I just reserved my room for HauntCon. This is my first time attending the event. Its only an few hours from me this year. I have been to the Haunt Show the last several years but thought it was time for a break. Anyone else going to HauntCon?


----------



## Midnite Spookshow (Jan 25, 2012)

I just looked it up and it's only a half hour away from where I live! Is this something thats open to the public?


----------



## Badger (Feb 5, 2008)

It's open to the public, but I believe you need to register on their site...


----------



## HalloweenTrick (Feb 2, 2012)

I'm going to! Its about a 3hr drive for me. It will be my first convention to attend. I can't wait!


----------



## JonnF3 (Feb 17, 2008)

There is a fee and currently there is only a three day pass listed on the registration but if you call them I bet there will be a one day pass sold at the door. I have been to Transworld and the Midwest conventions but never this one. I am really looking forward to it!


----------



## Johnny Thunder (Oct 7, 2004)

Lookin’ forward to my first Hauntcon as well.


----------



## HalloweenTrick (Feb 2, 2012)

That's awesome! I can't wait to attend the day of the dead costume ball. Think I will be a zombie. Very excited!


----------



## Midnite Spookshow (Jan 25, 2012)

Got our tickets  Can't wait!


----------



## DaveintheGrave (Feb 12, 2004)

What city is HauntCon being held this year?


----------



## HalloweenTrick (Feb 2, 2012)

Its being held in Monroeville, Pa. If you were thinking of going you might want to hurry and get your tickets.
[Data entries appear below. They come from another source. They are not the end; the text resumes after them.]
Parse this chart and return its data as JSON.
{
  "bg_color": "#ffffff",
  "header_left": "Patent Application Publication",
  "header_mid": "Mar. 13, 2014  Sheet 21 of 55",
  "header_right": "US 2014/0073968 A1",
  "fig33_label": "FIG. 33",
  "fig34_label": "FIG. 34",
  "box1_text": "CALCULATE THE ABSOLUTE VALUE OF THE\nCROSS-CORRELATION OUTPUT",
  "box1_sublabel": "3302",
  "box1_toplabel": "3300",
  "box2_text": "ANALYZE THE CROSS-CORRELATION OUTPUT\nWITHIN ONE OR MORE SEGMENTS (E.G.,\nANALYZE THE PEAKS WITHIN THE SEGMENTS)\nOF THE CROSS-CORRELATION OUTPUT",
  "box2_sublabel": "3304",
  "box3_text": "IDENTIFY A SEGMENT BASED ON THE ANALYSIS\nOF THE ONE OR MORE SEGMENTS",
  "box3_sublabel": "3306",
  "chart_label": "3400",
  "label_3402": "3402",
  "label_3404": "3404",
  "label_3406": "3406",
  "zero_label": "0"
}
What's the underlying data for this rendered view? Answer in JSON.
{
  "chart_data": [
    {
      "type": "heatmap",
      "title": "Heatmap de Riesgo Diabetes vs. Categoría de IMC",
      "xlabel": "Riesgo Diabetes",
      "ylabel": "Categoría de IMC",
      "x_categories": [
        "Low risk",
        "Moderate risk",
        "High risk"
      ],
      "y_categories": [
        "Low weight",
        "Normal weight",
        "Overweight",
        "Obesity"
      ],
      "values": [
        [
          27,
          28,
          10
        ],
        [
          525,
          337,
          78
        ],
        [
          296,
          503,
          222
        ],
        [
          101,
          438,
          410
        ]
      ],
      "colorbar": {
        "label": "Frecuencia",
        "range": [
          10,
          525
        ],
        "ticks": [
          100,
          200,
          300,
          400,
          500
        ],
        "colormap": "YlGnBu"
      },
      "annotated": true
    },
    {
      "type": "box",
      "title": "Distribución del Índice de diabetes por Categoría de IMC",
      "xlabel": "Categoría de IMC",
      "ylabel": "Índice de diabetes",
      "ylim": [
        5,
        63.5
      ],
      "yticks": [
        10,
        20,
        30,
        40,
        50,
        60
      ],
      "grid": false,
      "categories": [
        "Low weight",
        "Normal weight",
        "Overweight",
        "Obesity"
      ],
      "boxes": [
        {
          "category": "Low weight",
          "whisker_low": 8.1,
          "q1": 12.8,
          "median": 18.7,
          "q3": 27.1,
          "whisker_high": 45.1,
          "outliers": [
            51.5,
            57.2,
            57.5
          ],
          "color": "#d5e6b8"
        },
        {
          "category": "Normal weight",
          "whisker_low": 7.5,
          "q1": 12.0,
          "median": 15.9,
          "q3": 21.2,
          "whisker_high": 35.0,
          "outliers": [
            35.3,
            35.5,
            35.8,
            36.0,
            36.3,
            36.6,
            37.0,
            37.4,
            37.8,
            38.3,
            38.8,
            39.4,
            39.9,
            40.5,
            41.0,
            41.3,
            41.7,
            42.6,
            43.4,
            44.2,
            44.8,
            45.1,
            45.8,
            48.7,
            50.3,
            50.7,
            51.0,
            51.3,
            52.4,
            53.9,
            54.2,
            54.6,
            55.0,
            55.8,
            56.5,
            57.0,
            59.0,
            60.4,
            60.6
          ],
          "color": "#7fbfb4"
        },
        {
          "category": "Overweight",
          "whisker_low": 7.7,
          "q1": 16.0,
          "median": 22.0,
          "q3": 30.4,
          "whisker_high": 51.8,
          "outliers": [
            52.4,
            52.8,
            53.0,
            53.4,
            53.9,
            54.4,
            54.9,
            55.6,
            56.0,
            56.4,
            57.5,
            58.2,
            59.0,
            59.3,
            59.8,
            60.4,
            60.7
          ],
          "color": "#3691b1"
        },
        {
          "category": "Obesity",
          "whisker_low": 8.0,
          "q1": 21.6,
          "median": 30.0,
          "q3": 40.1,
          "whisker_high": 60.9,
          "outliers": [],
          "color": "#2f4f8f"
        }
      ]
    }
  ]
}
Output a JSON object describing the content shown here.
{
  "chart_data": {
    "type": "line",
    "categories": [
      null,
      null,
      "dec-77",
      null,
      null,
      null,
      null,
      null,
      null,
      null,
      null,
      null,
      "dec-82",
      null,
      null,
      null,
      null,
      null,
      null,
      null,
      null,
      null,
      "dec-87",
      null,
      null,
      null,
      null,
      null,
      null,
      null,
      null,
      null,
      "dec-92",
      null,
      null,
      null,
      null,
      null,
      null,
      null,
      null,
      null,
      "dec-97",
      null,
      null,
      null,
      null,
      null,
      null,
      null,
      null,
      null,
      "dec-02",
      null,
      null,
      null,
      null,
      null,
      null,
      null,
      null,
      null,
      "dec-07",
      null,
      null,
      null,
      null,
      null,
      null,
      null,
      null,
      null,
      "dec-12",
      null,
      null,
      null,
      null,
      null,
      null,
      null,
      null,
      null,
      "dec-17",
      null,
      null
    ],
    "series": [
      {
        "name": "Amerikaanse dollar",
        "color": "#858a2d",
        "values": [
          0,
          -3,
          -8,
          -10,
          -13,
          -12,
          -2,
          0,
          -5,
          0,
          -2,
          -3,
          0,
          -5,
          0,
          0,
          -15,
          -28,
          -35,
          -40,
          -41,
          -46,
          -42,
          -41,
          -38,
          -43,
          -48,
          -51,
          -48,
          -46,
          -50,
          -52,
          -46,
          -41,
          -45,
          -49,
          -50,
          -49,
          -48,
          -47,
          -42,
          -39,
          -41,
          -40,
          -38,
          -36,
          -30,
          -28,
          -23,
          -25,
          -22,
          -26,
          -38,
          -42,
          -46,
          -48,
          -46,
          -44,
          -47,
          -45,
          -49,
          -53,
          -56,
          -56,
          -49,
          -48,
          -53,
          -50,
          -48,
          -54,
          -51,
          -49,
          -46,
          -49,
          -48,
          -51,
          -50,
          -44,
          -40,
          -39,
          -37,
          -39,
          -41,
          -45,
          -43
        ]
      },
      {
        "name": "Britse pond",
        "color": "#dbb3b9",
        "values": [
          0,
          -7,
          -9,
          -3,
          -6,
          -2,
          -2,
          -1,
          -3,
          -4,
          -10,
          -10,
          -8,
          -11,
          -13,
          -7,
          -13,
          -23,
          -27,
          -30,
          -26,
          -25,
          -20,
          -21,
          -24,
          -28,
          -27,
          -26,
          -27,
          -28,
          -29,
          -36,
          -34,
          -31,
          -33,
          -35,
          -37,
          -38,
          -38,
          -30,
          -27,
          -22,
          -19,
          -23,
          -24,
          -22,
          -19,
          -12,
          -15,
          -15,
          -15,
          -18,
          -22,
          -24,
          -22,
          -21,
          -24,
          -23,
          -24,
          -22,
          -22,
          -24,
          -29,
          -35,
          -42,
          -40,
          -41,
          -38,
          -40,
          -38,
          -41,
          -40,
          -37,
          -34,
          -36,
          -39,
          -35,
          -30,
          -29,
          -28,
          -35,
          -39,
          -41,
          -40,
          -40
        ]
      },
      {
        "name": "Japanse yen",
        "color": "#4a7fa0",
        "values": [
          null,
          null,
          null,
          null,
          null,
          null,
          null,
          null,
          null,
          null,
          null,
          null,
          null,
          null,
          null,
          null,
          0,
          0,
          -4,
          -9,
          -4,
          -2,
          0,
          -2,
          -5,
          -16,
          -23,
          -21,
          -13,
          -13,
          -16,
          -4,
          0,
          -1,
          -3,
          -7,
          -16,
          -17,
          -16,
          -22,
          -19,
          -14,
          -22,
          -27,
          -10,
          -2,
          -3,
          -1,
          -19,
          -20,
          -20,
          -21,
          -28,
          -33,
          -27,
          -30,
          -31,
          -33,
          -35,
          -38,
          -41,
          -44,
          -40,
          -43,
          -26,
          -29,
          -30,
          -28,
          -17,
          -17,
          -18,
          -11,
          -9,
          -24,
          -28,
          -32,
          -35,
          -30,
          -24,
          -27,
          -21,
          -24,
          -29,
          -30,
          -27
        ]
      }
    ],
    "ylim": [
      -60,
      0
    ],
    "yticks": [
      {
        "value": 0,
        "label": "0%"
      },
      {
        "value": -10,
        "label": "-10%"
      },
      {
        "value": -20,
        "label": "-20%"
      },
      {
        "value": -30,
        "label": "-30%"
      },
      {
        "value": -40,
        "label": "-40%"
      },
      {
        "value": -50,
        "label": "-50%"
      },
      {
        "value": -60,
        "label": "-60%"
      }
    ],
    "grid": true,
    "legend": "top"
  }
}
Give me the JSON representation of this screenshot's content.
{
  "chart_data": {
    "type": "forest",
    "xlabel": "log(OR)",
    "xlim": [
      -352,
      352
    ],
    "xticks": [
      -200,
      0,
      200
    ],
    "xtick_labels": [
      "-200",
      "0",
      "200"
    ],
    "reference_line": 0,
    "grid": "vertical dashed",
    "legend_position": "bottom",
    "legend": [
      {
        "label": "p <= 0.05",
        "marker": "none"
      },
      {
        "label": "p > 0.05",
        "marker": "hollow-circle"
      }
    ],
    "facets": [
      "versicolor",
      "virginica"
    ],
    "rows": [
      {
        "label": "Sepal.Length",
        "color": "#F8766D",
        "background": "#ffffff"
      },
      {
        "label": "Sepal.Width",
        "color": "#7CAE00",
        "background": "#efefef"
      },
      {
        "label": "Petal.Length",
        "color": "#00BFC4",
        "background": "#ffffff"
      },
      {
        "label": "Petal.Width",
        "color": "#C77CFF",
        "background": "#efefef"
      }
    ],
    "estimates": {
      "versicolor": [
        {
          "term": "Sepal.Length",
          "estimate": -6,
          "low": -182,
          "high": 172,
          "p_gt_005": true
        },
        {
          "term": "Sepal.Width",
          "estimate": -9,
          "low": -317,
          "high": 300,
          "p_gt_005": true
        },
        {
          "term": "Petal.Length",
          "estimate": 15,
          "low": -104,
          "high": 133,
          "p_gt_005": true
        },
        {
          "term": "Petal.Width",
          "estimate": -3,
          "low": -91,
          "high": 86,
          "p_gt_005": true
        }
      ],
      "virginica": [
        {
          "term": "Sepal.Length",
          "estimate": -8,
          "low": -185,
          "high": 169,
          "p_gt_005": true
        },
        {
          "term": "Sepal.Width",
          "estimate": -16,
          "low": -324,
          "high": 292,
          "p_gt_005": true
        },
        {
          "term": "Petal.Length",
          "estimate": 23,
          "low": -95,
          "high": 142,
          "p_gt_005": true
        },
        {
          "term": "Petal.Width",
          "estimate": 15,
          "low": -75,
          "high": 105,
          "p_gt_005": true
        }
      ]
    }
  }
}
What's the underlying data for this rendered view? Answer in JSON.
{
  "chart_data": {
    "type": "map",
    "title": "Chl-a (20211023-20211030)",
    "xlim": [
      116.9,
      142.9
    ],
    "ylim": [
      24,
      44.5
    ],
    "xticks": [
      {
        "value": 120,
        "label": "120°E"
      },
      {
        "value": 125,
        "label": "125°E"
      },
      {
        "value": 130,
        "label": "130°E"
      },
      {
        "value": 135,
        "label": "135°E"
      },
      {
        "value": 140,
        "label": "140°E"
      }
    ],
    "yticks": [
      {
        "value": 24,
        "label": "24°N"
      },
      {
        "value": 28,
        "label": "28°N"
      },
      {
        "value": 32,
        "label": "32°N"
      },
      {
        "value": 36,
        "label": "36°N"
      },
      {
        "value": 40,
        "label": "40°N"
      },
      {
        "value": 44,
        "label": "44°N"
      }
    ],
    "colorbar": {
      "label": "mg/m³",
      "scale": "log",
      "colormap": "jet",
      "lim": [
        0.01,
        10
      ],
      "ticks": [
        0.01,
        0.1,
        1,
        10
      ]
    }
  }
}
Prices are going to go up after the 15th of march.


----------



## JonnF3 (Feb 17, 2008)

Pittsburgh, PA!


----------



## Diabolik (Apr 10, 2006)

This is like 25 minutes from us. We'll be there.
Hoping to start attending some of these shows
as a vendor next year.


----------



## JonnF3 (Feb 17, 2008)

Packing for the show...


----------



## HalloweenTrick (Feb 2, 2012)

We will be leaving in the morning!


----------



## Midnite Spookshow (Jan 25, 2012)

I'm so excited, I feel like a little kid Christmas morning lol


----------



## Iseedeadpeople (Jun 23, 2009)

Didn't see anything for just the tradeshow. Anybody know what is costs at the door?
I know MWH is $5 at the door.
Not interested in the classes but would like to take a stroll around to try it out this year. 
Tried emailing them but got no responce yet.

Ut oh...$35 I'll wait for MHC instead so I can take the whole family for $15


----------